Some Nigerian students in Sudan, have cried out to the Federal Government for help, following the ongoing crisis in the country.
Some students are reportedly trapped in their respective homes and hostels since the crisis began on 16 April.
According to reports, about 4,000 Nigerian students are stranded in Sudan following the ongoing clash between between the Sudanese Army and its rival, the Rapid Support Force.
The president of the National Association of Nigerian Students, Sudan (NANSS), Abubakar Babangida, disclosed this to Daily Trust on Thursday.
The Nigerian government said it is still consulting on the next line of action regarding evacuation of Nigerians in Sudan.
The government said this in response to the request made by Nigerian students in Sudan.
Explosions and gunfire resounded in Sudan’s capital Thursday as fighting between the forces of two rival generals showed no signs of abating ahead of festivities marking the end of Ramadan.
Over 300 people have been killed since the fighting erupted Saturday between forces loyal to Sudan’s army chief, Abdel Fattah al-Burhan and his deputy, Mohamed Hamdan Daglo, who commands the paramilitary Rapid Support Forces (RSF).
In a chat with Daily Trust reporters, Babangida said there were more than 10,000 Nigerian students currently studying in Sudan.
He, however, said most of them were on holiday, adding that only about 4,000 of them were left behind.
He said the students, mostly females, were stuck in Sudan at present.
“Statistically, we have more than 10,000 students studying in Sudan but now some are on holiday.
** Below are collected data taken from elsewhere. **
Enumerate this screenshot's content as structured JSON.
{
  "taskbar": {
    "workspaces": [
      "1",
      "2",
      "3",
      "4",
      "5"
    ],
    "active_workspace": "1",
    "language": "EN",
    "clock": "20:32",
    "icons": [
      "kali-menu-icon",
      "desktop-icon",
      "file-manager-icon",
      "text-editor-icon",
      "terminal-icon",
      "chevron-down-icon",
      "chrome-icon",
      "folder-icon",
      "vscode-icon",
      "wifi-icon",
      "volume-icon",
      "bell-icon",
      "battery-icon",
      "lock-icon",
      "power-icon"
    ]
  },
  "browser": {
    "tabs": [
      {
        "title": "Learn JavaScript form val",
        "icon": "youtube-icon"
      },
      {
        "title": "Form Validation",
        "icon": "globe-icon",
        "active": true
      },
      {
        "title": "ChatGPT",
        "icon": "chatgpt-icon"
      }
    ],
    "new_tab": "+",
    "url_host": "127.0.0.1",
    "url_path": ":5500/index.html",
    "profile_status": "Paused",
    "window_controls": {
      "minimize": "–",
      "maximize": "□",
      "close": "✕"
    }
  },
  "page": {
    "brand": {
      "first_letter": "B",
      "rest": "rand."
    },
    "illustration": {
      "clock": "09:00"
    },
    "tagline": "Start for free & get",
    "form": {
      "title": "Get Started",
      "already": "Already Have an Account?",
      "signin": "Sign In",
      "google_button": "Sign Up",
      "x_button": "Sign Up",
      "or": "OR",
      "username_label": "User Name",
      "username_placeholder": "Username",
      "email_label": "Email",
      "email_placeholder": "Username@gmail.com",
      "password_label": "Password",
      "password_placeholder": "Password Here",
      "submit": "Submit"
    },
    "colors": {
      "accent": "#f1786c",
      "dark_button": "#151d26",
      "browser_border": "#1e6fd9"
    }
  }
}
Currently, about 3 to 4000 are stranded,” he stated.
The association had earlier written to the Nigerian government crying that its members were stranded in Sudan with no access to basic needs.
It also said its members had been facing dangerous threats.
“We hereby write, soliciting and yearning for the Nigerian government’s intercession to rescue and send for an immediate evacuation of the Nigerian students that are stuck in the centre of the ongoing war,” the letter written to the Nigerian government read in part.
One of the students, Hussein Musa Yusuf, who spoke to Daily Trust on phone on Thursday night, said there had been scarcity of water, food, electricity and other basic amenities since Sunday, 16 April.
He said they could not go out in search of basic needs because of ongoing shooting that have claimed civilian casualties.
Yusuf, an indigene of Kano State, added that there is a danger ahead if they are not quickly repatriated because they had no access to health centres and pharmacies.
“Many students are stranded in their hostels and houses without basic needs of life such as food, water and electricity.
“Presently, there is no access to hospitals and pharmacies. There is a risk if they go out because there is shooting and civilian casualties have been recorded,” he said.
When asked whether the Nigerian embassy in Sudan had contacted them for possible repatriation, Yusuf said they had not been contacted as of Thursday apart from the information given to them via a letter that was released on Wednesday.
The letter dated 19 April read: “Pursuant to undoing armed clashes between the Sudan Armed Forces (SAF) and Rapid Support Force (RSF), which commenced on 15th April 2023, the Embassy is passionately appealing to all Nigerian nationals to exercise caution and restrain with respect to the circumstances we found ourselves.
“Be that as it may, the Embassy is in touch with all relevant stakeholders in Khartoum and Abuja respectfully, for protection and well-being of Nigerians in Sudan.
“Similarly, the embassy is making plans for possible evacuation of Nigerians Nationals with approval of the Federal Government of Nigeria as soon as the situation allows it and you will be communicated in due course.
“Consequently, the ambassador enjoined all Nigerian Nationals in Sudan to stay safe and be wary of fake news circulating the social media these trying times. As always, the Embassy will keep a close contact with the leadership of all the Nigerian unions for further consular assistance and updates.”
Abike Dabiri-Erewa, the Chairman/CEO of Nigerians in Diaspora Commission (NIDCOM), yesterday acknowledged that the commission had received the letter of solicitation by the NANSS for a possible evacuation of students, especially those in Khartoum, the Sudanese capital.
Dabiri-Erewa, in a statement by Gabriel Odu of the Media, Public Relations and Protocol Unit of NIDCOM, expressed concerns about their plights following the escalation of hostilities between the Sudanese army and RSF.
She assured that the National Emergency Management Agency (NEMA), which is in charge of emergency evacuations, was consulting with the Nigerian mission in Sudan and other relevant agencies.
She, therefore, urged all Nigerian Students in Sudan as well as Nigerians living in Sudan to be security conscious and calm.
Meanwhile, when contacted for a response to the request by Nigerian students in Sudan, the Ministry of Foreign Affairs’ spokesperson, Franca Omayuli, said the federal government was working on something, promising to get back to our reporter on the issue.